Meriwether tried to convince himself that his suspicion was not in any way caused by jealousy. “Though I do wonder at the coincidence of his appearance, here and now. It seems too much like a hunter baiting a trap.”
“That fact has not escaped me,” Clark said. “Though it is possible that when your spirit dragon killed the river serpent, you weakened the evil force…weakened it sufficiently to make it lose its hold on Charbonneau.”

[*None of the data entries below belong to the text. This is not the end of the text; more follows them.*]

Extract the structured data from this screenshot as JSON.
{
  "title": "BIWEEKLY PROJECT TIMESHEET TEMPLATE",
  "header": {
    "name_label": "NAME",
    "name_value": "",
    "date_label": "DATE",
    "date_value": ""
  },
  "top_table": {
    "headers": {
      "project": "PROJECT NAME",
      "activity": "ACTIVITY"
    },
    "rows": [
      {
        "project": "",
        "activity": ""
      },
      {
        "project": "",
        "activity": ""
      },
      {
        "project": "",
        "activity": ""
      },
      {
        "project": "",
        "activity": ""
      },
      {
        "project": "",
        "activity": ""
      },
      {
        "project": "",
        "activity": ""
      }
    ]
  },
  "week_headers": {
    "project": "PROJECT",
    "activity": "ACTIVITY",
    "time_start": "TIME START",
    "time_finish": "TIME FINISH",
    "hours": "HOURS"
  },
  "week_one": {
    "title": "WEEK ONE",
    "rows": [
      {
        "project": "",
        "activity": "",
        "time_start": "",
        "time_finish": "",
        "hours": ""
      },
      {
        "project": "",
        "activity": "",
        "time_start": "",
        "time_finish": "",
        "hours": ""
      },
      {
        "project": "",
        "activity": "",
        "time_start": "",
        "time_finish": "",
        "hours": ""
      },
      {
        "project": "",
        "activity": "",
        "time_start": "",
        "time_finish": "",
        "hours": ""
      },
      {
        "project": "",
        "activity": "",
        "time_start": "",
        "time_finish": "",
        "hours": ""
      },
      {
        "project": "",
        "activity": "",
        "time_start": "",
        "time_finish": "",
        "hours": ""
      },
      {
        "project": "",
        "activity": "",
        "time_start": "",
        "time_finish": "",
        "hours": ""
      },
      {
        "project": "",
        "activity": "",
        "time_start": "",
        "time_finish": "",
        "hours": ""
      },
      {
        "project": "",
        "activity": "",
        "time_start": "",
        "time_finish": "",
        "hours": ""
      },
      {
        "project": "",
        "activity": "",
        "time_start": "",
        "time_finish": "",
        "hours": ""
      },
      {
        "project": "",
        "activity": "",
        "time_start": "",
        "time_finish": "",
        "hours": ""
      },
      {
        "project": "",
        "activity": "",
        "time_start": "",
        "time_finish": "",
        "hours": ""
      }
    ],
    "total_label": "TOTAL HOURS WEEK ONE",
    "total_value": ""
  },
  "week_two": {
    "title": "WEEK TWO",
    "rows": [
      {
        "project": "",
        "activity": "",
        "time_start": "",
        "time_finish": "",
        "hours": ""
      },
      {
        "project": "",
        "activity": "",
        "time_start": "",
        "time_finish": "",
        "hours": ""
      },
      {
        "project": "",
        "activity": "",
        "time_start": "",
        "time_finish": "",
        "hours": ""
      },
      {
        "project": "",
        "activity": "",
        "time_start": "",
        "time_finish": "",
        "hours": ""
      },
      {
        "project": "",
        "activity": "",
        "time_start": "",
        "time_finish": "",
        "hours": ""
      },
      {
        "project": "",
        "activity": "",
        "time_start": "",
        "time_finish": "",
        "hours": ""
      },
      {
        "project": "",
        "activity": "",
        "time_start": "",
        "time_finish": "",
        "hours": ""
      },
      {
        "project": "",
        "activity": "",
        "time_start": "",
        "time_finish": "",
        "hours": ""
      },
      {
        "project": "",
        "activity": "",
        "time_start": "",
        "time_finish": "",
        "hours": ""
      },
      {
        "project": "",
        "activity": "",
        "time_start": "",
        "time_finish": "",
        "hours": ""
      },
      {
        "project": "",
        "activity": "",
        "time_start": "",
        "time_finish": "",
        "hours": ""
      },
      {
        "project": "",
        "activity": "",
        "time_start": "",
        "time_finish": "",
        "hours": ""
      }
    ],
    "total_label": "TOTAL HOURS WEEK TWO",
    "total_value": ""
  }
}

Meriwether nodded, though he wasn’t convinced. “That sounds perfectly reasonable. I do not know the rules or the energy required to animate serpents or revenants, or giant reptiles. Even so, I suggest we remain on guard. I don’t fancy being the mouse in a game of cat and mouse.” He stared over at the huddled, unresponsive man, and Sacagawea sitting close beside him. “And yet, all the reasons we chose not to attack the source of the evil still stand. The great magic is too powerful for us to make any impression at all, even if Sacagawea could guide us to it. We would be sacrificing ourselves in vain.”
Clark inclined his head. “And yet we must find a solution.”
The two men went to sleep in the makeshift tent of tall saplings and salvaged buffalo hides. Sacagawea collected her baby from Captain Clark and said that she and her husband would sleep by the side of river, under some branches.
In the middle of the night, Meriwether was awakened by the sound of a baby crying, enhanced by a sudden sharp scream from Sacagawea. He was bolting out of the tent, half dressed. He was halfway to the source of the alarm before he realized he had instinctively grabbed his air rifle.